Nonlinear chapters? An embedded video game? You can't load this up on an iPad and read it like you would any other eBook in your library; the wackier elements simply won't work. You could load a  browser and read it there, eschewing "owning" a copy in your library for reading it from the original cloud service (aka the web), but even then the nineties web technology is holding it back, and some parts simply won't work properly.

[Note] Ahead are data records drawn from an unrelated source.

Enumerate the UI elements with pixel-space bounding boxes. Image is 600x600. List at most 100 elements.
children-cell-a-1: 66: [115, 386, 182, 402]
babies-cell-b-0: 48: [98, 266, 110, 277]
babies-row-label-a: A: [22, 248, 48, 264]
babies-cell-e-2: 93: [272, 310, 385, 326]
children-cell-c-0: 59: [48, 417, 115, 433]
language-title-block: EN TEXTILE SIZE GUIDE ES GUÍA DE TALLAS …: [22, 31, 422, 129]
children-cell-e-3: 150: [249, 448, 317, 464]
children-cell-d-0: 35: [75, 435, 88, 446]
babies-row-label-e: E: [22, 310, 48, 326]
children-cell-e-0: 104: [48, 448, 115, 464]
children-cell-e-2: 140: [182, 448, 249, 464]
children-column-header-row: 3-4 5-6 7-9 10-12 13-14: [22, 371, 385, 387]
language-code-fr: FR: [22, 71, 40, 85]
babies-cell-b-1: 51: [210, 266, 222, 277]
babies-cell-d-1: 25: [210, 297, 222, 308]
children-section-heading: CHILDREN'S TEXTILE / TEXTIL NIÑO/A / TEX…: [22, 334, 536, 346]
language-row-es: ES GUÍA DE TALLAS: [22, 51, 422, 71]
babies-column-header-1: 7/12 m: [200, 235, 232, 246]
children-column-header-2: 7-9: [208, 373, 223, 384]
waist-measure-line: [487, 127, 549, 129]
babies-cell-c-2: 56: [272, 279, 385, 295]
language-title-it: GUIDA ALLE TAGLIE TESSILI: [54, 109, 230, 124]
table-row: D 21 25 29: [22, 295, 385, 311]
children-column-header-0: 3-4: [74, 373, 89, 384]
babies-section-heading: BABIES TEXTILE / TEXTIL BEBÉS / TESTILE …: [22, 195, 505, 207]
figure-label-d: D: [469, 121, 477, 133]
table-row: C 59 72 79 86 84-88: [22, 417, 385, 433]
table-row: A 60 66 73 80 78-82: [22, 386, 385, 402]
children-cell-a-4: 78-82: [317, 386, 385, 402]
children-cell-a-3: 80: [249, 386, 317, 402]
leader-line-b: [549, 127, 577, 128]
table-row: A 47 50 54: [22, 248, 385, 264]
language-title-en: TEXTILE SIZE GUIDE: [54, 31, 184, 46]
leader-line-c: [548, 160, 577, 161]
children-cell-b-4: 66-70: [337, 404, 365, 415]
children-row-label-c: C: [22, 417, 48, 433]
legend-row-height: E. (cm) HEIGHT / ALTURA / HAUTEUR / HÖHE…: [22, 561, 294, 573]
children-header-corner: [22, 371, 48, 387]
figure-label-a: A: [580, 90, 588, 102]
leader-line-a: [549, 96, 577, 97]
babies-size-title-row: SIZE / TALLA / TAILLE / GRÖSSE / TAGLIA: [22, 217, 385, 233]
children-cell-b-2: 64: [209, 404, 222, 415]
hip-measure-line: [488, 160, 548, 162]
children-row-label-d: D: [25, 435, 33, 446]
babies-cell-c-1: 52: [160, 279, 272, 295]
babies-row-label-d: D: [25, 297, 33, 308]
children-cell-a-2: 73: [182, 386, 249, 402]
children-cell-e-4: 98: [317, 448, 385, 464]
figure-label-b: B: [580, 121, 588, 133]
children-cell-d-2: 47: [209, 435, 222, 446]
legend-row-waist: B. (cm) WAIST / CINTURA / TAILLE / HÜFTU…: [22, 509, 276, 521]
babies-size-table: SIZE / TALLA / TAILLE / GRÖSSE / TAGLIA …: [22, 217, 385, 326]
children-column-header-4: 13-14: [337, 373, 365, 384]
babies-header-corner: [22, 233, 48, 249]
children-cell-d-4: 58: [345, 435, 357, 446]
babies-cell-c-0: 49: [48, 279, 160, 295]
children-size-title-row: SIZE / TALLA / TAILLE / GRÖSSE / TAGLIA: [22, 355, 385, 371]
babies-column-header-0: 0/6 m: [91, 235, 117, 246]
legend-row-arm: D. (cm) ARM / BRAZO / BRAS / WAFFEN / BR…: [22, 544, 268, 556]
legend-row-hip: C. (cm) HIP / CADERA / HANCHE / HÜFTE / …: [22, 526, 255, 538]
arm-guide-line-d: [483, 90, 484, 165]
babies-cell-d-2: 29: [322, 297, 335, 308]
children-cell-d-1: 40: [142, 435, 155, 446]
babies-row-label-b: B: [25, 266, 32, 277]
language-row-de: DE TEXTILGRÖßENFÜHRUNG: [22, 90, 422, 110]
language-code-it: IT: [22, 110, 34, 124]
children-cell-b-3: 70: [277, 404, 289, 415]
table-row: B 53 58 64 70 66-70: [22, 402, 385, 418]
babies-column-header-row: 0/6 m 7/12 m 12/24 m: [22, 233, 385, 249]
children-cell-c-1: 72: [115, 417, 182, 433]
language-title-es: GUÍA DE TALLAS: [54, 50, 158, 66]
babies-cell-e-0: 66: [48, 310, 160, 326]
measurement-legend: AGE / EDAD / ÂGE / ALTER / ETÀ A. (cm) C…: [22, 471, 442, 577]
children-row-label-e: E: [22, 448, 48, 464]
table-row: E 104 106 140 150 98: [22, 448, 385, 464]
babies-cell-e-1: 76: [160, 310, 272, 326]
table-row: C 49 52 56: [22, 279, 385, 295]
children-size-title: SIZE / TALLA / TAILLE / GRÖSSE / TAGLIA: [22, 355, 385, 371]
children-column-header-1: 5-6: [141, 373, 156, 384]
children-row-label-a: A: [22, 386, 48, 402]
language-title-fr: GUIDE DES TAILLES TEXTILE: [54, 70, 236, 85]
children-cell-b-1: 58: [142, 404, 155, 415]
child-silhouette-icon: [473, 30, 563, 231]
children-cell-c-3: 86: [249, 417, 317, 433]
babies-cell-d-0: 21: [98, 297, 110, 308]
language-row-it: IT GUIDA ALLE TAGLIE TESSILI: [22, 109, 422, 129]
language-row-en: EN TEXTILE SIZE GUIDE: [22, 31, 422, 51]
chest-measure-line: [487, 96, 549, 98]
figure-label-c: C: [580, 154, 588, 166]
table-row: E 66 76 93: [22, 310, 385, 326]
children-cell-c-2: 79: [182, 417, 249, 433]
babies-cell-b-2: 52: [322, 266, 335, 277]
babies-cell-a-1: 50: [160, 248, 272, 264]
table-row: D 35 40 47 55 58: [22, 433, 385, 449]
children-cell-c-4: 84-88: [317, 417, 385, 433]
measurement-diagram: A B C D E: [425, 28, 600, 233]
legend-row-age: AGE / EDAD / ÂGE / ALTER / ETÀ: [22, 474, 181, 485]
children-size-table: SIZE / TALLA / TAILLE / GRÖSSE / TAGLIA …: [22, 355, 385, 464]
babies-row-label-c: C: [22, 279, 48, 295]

Could I make it an app, perhaps? Maybe, but that'd make it into a standalone experience, something which cannot be incorporated alongside your other eBooks. It'd be this weird outlier because it insists on breaking every convention we have for what a "book" is, more of a game than a book. Would it FEEL like reading a book, at that point? But beyond nebulous concepts like feel, would the raw technology even work, moving forward? Say Apple goes down the drain and Android bites the big one. You can't launch the app anymore because it's an unsupported relic, so how could you read your book after that point? You have to take the long view here, and the technology right now is designed for the short view.

So, no. Running hog wild into the vast universe of eBook potential is probably unwise. We learned that lesson in related media; you don't see many of those crazy nineties CD-ROM multimedia experiences around anymore, do you. All of them beautiful and unique snowflakes, art for art's sake, exploring the possibilities. All of them left behind in a wake of standardizing technologies and shifting hardware limitations.

Now. Where does this leave us? What's the way forward?

The path, I see it, is in compromise and standardization. I do believe that eBooks can be more than a pile of paragraphs -- media elements can be a factor, alternative formatting can be a factor. But it has to scale and it has to be implemented in a way that moves forward. Future platforms we can't even imagine yet need to be able to read these eBooks and deliver the intended experience... as well as more limited platforms, downscaling the experience so it's still readable without losing too much. Solidified document standards which include alternative elements but support upscaling and downscaling of content are key.

Right now, eBooks are tied into specific platforms, usually locked by Digital Rights Management. It's very much like the DRM-loaded digital music scene of the early 2000s, back when iTunes was still locking their files. But eventually, everybody standardized on DRM-free MP3, and now many shopfronts sell files that can be played on many devices. eBooks can follow a similar path, using open standards and open platforms, some of which may be able to deliver these extra elements, some of which may not... but all of which can compile together a complete library of all the books you own, side by side, available as a consistent experience.

We're almost there. We can have our cake and eat it too. eBooks can stride the line between the stupid excesses of wildly overdone extra elements, and the traditional but boring presentation of a paper book. They can do it without leaving anything behind, with solid thinking behind the technology. Authors can choose how far they want to take their work into experimental territory without risking becoming an abandoned work. I believe that the future holds all of this.

Myself, I'm taking it step by step. My current books are a mixture of tradition and change. I use the font shifts and images of Sailor Nothing in modern works like City of Angles... but I keep in mind that I want my books to be experienced however the reader wishes, on any device, including dead tree published formats. I've scaled back the excesses but kept the spirit alive through manipulation of the text and the presentation. I sell through Amazon's Kindle store, but I don't include DRM on any of my works, and I have the source files so I can convert them to whatever format may come in the days ahead. In the end, it's a stronger work, and future-proofed.


With clear thinking, solid technology, and the ability to compromise your approach without compromising your artistic integrity... I see eBooks as having vast, untapped potential that we will be able to tap, one day. As long as we're not stupid about it, of course.